The city is one giant construction zone, the site of 5,000 projects going up simultaneously. It's a city Lara calls "the Star Wars Cantina."
"In my first article I called it ‘Miami with Minarets' and ‘the Star Wars Cantina,'" she says. "You see every type of person coming through here. Every class, every race, every socioeconomic grouping, and it's fascinating. And unlike other cities, especially in the Middle East, there is equality in that there's a meritocracy in place, in the macro sense. And it's also true that nearly everyone coming here, I imagine, virtually everyone coming here, has a better opportunity on the horizon than they had at home."
Lara explains her perspective of Dubai being the new land of opportunity with the story of a security guard in her building who was armed with a resume and a dream.
"He's from Cameroon, the security guard, and he's looking for something in hospitality," she says. "He asked a friend of mine, who was just walking around, and gave my friend the C.V. It was a C.V. with a business objective. It wasn't the best English, but he's there to rise."

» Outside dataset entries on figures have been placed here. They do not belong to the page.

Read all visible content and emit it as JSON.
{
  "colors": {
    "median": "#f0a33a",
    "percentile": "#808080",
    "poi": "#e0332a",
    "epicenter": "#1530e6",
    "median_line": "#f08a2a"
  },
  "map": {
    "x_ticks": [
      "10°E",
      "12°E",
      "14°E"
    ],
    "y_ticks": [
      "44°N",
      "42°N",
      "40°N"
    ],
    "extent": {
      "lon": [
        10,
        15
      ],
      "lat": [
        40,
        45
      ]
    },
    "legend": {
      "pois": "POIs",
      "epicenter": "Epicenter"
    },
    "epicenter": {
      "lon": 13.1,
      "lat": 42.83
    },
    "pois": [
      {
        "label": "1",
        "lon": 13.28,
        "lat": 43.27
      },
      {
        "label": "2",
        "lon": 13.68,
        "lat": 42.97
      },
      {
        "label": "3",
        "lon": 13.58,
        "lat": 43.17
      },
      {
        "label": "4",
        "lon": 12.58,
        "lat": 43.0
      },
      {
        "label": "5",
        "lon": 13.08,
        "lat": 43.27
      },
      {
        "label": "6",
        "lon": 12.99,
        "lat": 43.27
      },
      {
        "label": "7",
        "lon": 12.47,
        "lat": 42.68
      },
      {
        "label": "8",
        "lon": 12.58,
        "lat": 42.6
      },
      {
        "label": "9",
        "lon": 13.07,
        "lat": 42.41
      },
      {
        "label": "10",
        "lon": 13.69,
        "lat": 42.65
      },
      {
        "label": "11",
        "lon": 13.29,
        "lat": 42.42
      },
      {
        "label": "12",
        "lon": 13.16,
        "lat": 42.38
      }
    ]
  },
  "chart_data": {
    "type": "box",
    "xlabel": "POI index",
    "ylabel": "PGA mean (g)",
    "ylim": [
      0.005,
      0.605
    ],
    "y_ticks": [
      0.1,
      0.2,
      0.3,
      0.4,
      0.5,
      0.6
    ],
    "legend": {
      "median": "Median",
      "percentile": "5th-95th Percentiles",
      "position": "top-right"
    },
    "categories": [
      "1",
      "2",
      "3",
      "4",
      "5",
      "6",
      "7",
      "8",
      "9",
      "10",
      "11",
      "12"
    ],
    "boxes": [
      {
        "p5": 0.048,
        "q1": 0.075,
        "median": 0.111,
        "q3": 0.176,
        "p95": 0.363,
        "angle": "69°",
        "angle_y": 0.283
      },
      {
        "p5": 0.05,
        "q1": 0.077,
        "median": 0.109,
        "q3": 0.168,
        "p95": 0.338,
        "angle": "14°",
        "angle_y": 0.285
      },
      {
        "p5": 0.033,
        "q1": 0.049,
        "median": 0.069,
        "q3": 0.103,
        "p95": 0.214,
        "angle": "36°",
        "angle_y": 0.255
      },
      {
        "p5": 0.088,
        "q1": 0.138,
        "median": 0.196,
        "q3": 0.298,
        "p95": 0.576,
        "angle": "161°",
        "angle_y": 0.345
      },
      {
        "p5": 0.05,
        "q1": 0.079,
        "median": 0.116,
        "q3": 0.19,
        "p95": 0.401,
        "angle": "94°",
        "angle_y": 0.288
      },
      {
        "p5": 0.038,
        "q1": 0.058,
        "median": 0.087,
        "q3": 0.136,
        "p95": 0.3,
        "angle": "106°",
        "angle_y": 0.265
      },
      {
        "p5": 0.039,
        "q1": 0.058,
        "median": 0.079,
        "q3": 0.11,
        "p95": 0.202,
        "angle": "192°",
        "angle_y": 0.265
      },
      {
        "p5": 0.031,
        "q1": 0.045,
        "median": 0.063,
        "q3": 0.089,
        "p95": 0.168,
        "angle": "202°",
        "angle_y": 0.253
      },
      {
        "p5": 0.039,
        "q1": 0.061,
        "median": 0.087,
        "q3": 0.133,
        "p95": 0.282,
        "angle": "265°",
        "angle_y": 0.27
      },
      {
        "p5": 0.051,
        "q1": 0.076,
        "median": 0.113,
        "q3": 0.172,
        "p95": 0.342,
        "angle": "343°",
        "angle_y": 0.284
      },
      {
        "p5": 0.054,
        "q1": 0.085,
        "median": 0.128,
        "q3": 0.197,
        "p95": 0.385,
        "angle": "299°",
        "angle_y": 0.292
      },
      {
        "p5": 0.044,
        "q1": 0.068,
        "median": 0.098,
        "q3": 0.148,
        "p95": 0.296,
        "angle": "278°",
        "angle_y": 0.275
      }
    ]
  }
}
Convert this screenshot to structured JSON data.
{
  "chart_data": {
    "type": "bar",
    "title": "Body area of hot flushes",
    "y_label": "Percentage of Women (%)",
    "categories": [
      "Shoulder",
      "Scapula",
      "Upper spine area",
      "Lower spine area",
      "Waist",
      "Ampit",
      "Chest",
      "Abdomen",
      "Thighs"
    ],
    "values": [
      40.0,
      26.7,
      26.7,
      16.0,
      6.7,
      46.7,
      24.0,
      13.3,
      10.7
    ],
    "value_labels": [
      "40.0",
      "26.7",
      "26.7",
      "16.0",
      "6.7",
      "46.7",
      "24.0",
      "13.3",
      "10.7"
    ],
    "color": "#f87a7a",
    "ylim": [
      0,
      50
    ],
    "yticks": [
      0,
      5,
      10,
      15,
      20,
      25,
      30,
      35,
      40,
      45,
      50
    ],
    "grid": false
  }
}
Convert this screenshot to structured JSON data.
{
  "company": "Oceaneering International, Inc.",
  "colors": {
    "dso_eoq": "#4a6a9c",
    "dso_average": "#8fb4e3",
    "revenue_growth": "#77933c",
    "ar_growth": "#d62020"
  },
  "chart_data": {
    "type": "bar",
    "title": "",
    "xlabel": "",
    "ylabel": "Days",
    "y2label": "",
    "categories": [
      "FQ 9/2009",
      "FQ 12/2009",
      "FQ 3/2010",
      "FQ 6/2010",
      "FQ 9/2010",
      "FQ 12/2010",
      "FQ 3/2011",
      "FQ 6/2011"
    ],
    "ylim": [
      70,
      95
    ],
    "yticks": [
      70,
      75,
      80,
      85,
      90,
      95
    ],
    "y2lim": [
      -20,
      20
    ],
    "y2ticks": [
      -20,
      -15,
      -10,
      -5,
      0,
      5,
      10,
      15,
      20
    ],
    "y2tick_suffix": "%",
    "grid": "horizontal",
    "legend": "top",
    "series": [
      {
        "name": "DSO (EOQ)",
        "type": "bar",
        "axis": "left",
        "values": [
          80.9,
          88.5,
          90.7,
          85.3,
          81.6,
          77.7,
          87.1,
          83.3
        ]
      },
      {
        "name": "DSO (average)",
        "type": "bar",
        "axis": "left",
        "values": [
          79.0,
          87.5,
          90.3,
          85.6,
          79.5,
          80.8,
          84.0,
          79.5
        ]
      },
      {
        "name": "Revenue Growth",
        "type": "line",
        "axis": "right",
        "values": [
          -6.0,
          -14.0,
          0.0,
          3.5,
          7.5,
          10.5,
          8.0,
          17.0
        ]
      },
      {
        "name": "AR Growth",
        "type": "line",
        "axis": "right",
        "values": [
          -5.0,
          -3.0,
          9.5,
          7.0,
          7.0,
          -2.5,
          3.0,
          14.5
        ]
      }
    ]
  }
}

Lara says, just like the security guard from Cameroon, there's a flood of people - professionals, investors, and bankers - coming to the shores of Dubai from the West, the East, the North, and the South. These are people who believe Dubai is where the opportunities are and where the action is. And to make room for these investors, these tourists, residents, and entrepreneurs, to make new investment opportunities, the Emirates are building up and building out.